Threat of Potential Entrants
Porter’s next force is the threat of Potential Entrants. Starbucks, being the world leader in its industry, has controlled access to distribution channels. Starbucks has exhibited this control over distribution channels by setting guidelines for their suppliers to follow. These guidelines will be discussed in more detail in the discussion of the industry bargaining power of suppliers. Starbucks is Fortune’s number one most admired company in the food industry (fortune. com). One of their key attributes to success is innovation, where Fortune ranks Starbucks number one in the industry (fortune. com).

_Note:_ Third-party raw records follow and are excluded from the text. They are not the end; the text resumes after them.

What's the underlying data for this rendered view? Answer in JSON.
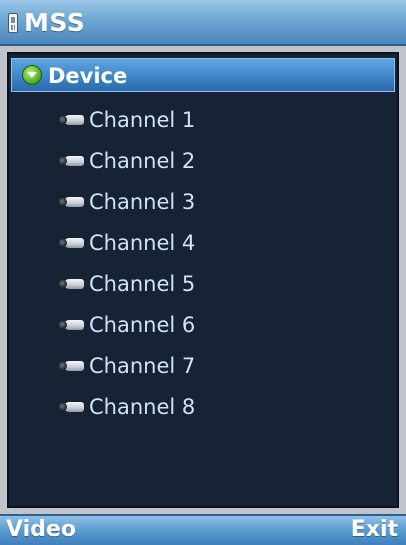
{
  "header": {
    "title": "MSS",
    "icon": "phone-icon"
  },
  "tree": {
    "device": {
      "label": "Device",
      "icon": "expand-icon",
      "selected": true
    },
    "channels": [
      {
        "label": "Channel 1",
        "icon": "camera-icon"
      },
      {
        "label": "Channel 2",
        "icon": "camera-icon"
      },
      {
        "label": "Channel 3",
        "icon": "camera-icon"
      },
      {
        "label": "Channel 4",
        "icon": "camera-icon"
      },
      {
        "label": "Channel 5",
        "icon": "camera-icon"
      },
      {
        "label": "Channel 6",
        "icon": "camera-icon"
      },
      {
        "label": "Channel 7",
        "icon": "camera-icon"
      },
      {
        "label": "Channel 8",
        "icon": "camera-icon"
      }
    ]
  },
  "softkeys": {
    "left": "Video",
    "right": "Exit"
  },
  "colors": {
    "selection": "#3e86c8",
    "list_background": "#172234",
    "channel_text": "#cfe3f7"
  }
}
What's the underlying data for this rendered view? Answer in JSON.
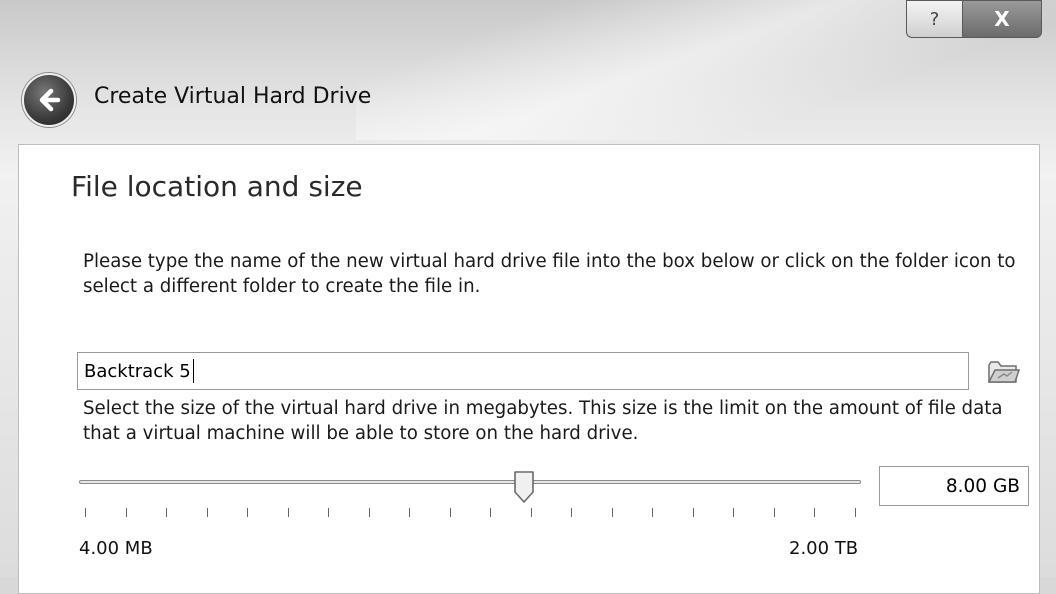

Starbucks is constantly innovating and showing strong product differentiation in their industry. The industry, following Starbucks’ lead, is becoming more differentiated. For example, five months after Starbucks introduced a prepaid Starbucks debit card, Seattle’s Best launched its version of the marketing product (hoovers. com). This industry differentiation is an opportunity for Starbucks, and a threat to potential entrants. Statistics have shown the industry to be slowing down, therefore making competition high and the threat of new entrants low. Some believe, however, that there is a different kind of potential entry threat.

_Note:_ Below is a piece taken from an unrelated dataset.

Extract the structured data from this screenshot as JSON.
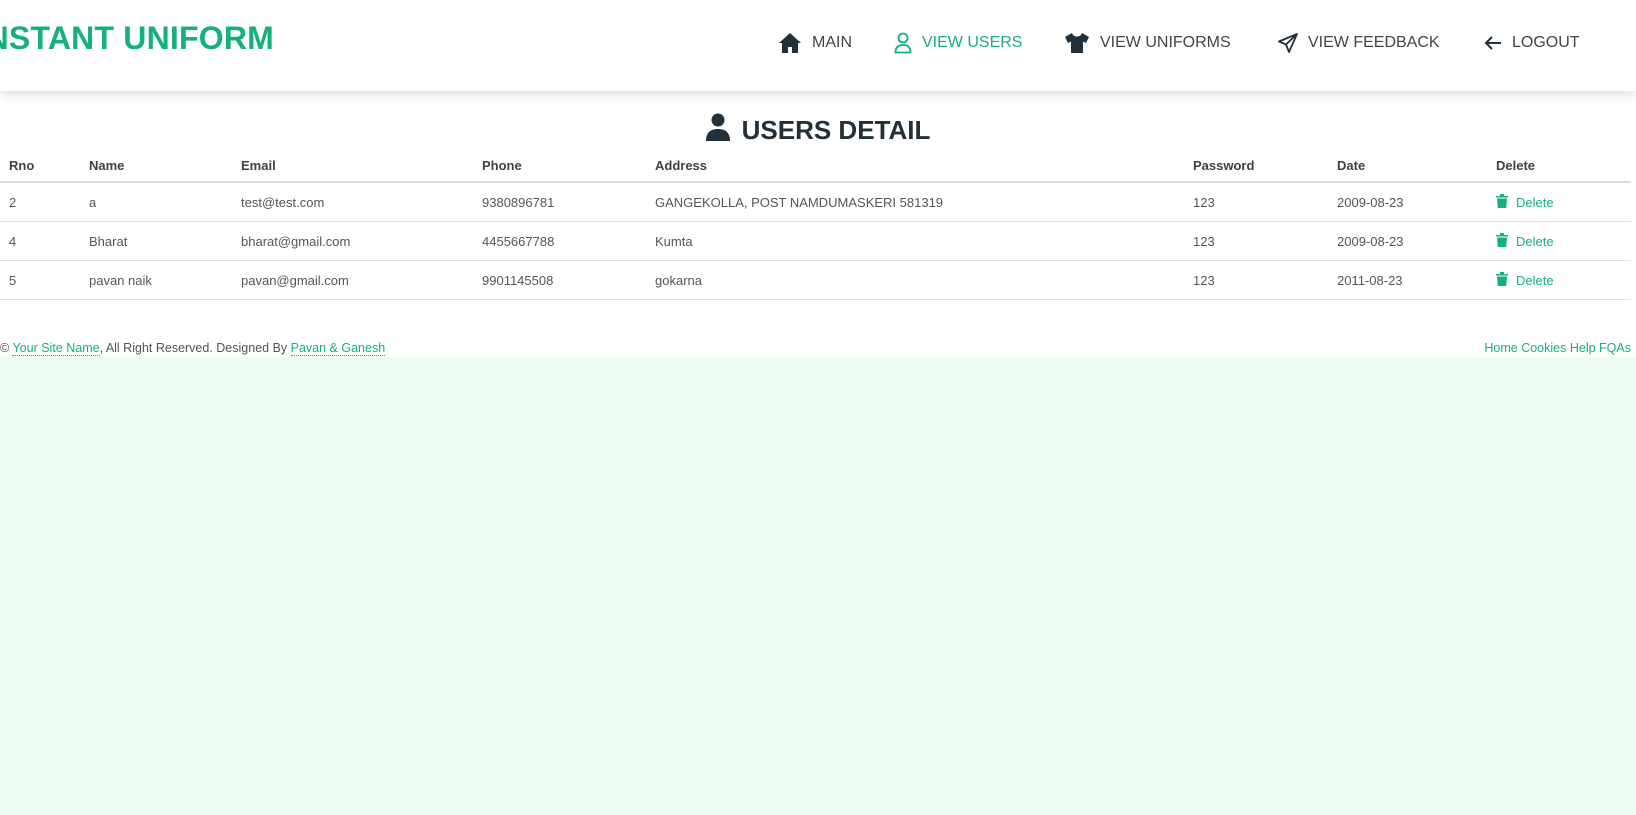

Ted R. Lingle, executive director of the Specialty Coffee Association of America, believes that national food servers like McDonalds and Denny’s could create strong coffee menus and become “the strongest competitor for Starbucks’ business. ” (msn. com).
Bargaining Power of Buyers
Porter’s next force is Bargaining Power of Buyers. Starbucks’ customers are the buyers. The Preferred Office Coffee Provider is a plan developed by Starbucks in which companies can buy the ingredients and tools necessary to brew “the perfect cup of Starbucks Coffee,” in large quantities for their offices (starbucks. om).
This is the only opportunity found in Starbucks. com for a customer to buy large quantities of their products. Starbucks’ typical customer buys small quantities of their products. Products purchased at Starbucks are highly differentiated and unique. From personal experience, we know that there is an enormous selection of coffees at a Starbucks’ coffee shop. At Starbucks. com, it is possible to buy a large number of products, from coffees, ice cream and Frapuccino ™, to music and coffee mugs. This is an opportunity for Starbucks.
Customers will face no switching costs in switching premium coffee suppliers from Starbucks, to, for example, Seattle’s Best. This is a threat to Starbucks. Another threat to Starbucks is that their customers have the ability to brew their own coffee. Starbucks has tried to offset this threat by offering Preferred Office Coffee Providers as well as directions on how to make the perfect cup of Starbucks Coffee at home, called the “Four Fundamentals of Coffee” (starbucks. com). The perfect cup of Starbucks Coffee includes, of course, Starbucks’ ingredients! It is clear that Starbucks customers have some bargaining power in the industry.
Bargaining Power of Suppliers
Porter’s fourth industry force is bargaining power of suppliers. Coffee is the world’s second largest traded commodity (Bruce). South and Central America produce the majority of coffee traded in the world. Starbucks depends upon both outside brokers and direct contact with exporters for the supply of green coffee (Bruce). The supply of coffee is affected by weather conditions, and the health of coffee trees. According to the article “Coffee Industry to Adopt New Pricing Plans,” the major players in the coffee industry have seen profits decline because of over-crowding of the market (Brains Trust).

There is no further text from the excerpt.